Generate predictive distribution for input data.

Parameters:

  • X (torch.Tensor): Input tensor of shape (n_samples, n_features).
  • n_samples (int): Number of Monte Carlo samples to draw from predictive distribution. Default: 100

Returns:

  • Tuple[torch.Tensor, torch.Tensor]: Tuple containing:
  • mean: Predictive mean tensor of shape (n_samples, output_dim)
  • samples: Monte Carlo samples tensor of shape (n_samples, n_samples, output_dim)

Raises:

  • RuntimeError: If model has not been fitted.

noise_variance

def noise_variance(self) -> torch.Tensor

Get the estimated observation noise variance.

Returns:

  • torch.Tensor: Scalar tensor representing the noise variance.

sample_models

def sample_models(self, n_models: int = 10) -> List[nn.Module]

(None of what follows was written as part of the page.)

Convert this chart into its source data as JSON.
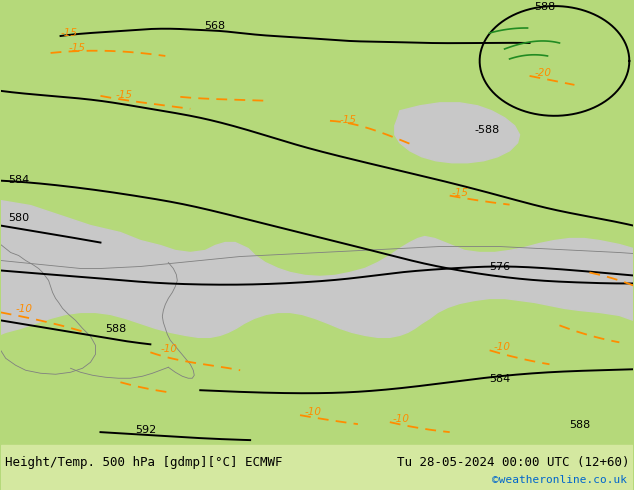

Sample deterministic neural networks from the posterior distribution.

Parameters:

  • n_models (int): Number of models to sample. Default: 10

Returns:

  • List[nn.Module]: List of sampled models as nn.Sequential instances with ReLU activations.

Notes

  1. The implementation uses double precision (torch.float64) by default for numerical stability.
  2. Training is performed using Assumed Density Filtering (ADF) with online updates.
  3. The model provides both epistemic (model) and aleatoric (noise) uncertainty.
  4. The prior refresh mechanism helps maintain stable hyperparameter updates during training.
  5. The predict method returns both the predictive mean and Monte Carlo samples for full distribution analysis.